Allergan's plan, described as "sinister" by Athens-Clarke County Superior Court Judge David Sweat, would buy out future royalties from partners Novartis, Inspire, and the University of Georgia, where Professor Renee Kaswan invented the groundbreaking drug. Allergan’s plan relied on overstated risks, low sales estimates and excluding inventor Dr. Kaswan be excluded from the buy-down negotiations.
Without Dr. Kaswan, UGA was deprived of information she had from working closely with Allergan in the R&D phase of the drug and knew the company’s market expectations for Restasis®. By excluding Kaswan as a valuable resource during the negotiations, the University of Georgia Research Foundation (UGARF) undermined the best interests of itself, their inventor and Georgia’s taxpayers.
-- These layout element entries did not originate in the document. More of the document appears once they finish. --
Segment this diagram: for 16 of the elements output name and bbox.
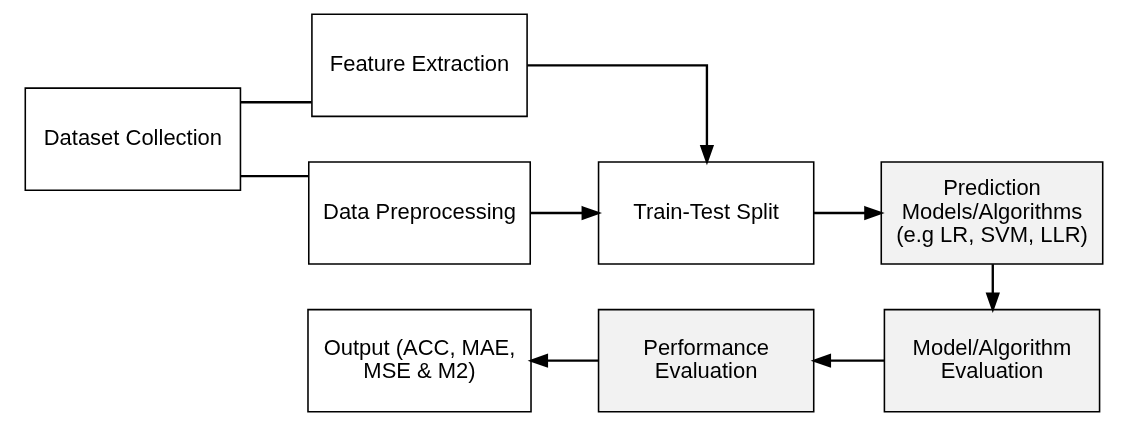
arrow bbox=[810, 353, 884, 368]
arrow bbox=[529, 205, 602, 221]
node-box: Dataset Collection bbox=[24, 87, 241, 191]
node-box: Data Preprocessing bbox=[307, 161, 531, 265]
arrow bbox=[527, 353, 598, 368]
connector bbox=[240, 101, 312, 104]
node-box: Output (ACC, MAE, MSE & M2) bbox=[306, 308, 532, 413]
node-box: Model/Algorithm Evaluation bbox=[883, 308, 1100, 413]
node-box: Feature Extraction bbox=[310, 13, 528, 118]
node-box: Performance Evaluation bbox=[597, 308, 814, 413]
arrow bbox=[526, 64, 714, 166]
node-box: Prediction Models/Algorithms (e.g LR, SVM, LLR) bbox=[879, 161, 1103, 265]
connector bbox=[240, 174, 308, 178]
arrow bbox=[813, 205, 885, 221]
arrow bbox=[985, 264, 1000, 314]
node-box: Train-Test Split bbox=[597, 161, 814, 265]
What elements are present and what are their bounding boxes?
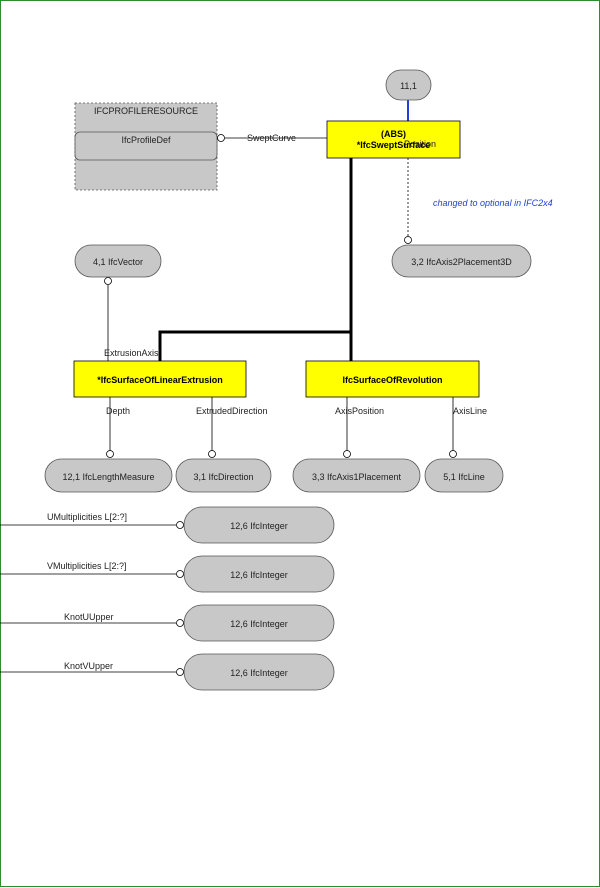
page-ref-node[interactable]: 11,1 (385, 69, 432, 101)
position-end-marker (404, 236, 412, 244)
entity-swept-surface[interactable]: (ABS) *IfcSweptSurface (326, 120, 461, 159)
schema-box-item-label: IfcProfileDef (121, 135, 171, 145)
type-node-label: 12,6 IfcInteger (230, 570, 288, 580)
schema-reference-box[interactable]: IFCPROFILERESOURCE IfcProfileDef (74, 102, 218, 191)
type-node-shape (183, 506, 335, 544)
entity-revolution-name: IfcSurfaceOfRevolution (342, 375, 442, 385)
type-node-label: 12,6 IfcInteger (230, 668, 288, 678)
swept-curve-label: SweptCurve (247, 133, 296, 143)
axis-position-end-marker (343, 450, 351, 458)
type-node-axis1placement[interactable]: 3,3 IfcAxis1Placement (292, 458, 421, 493)
knot-v-upper-label: KnotVUpper (64, 661, 113, 671)
type-node-integer-knot-v-upper[interactable]: 12,6 IfcInteger (183, 653, 335, 691)
axis-line-end-marker (449, 450, 457, 458)
entity-linear-extrusion-box (73, 360, 247, 398)
type-node-shape (44, 458, 173, 493)
type-node-label: 5,1 IfcLine (443, 472, 485, 482)
version-note: changed to optional in IFC2x4 (433, 198, 553, 208)
type-node-shape (183, 555, 335, 593)
type-node-integer-u-multiplicities[interactable]: 12,6 IfcInteger (183, 506, 335, 544)
depth-end-marker (106, 450, 114, 458)
type-node-shape (183, 604, 335, 642)
type-node-label: 12,1 IfcLengthMeasure (62, 472, 154, 482)
swept-curve-end-marker (217, 134, 225, 142)
type-node-axis2placement3d[interactable]: 3,2 IfcAxis2Placement3D (391, 244, 532, 278)
entity-swept-surface-box (326, 120, 461, 159)
type-node-length-measure[interactable]: 12,1 IfcLengthMeasure (44, 458, 173, 493)
type-node-vector[interactable]: 4,1 IfcVector (74, 244, 162, 278)
type-node-shape (292, 458, 421, 493)
type-node-label: 3,3 IfcAxis1Placement (312, 472, 402, 482)
u-multiplicities-label: UMultiplicities L[2:?] (47, 512, 127, 522)
extruded-direction-label: ExtrudedDirection (196, 406, 268, 416)
entity-swept-surface-name: *IfcSweptSurface (357, 140, 431, 150)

By excluding Kaswan as a subject matter expert from negotiations, the University of Georgia Research Foundation (UGARF) not only undermined their own royalty valuation, but betrayed their inventor and Georgia taxpayers' interests.
Initially, Allergan offered less than $14 million for a royalty stream currently estimated at over $290 million. Later, their offer increased to approximately $23 million, still quite a bargain for Allergan at over a 90% discount. A 15% discount is the industry standard for royalty monetization.
So why would UGARF accept Allergan's dismal projections for Restasis®? Was it because UGARF had an impartial expert evaluation of this invention? The answer is NO. It was not until after the buy-down proposal was consummated that UGARF sent Allergan's undervalued projections to a valuation expert.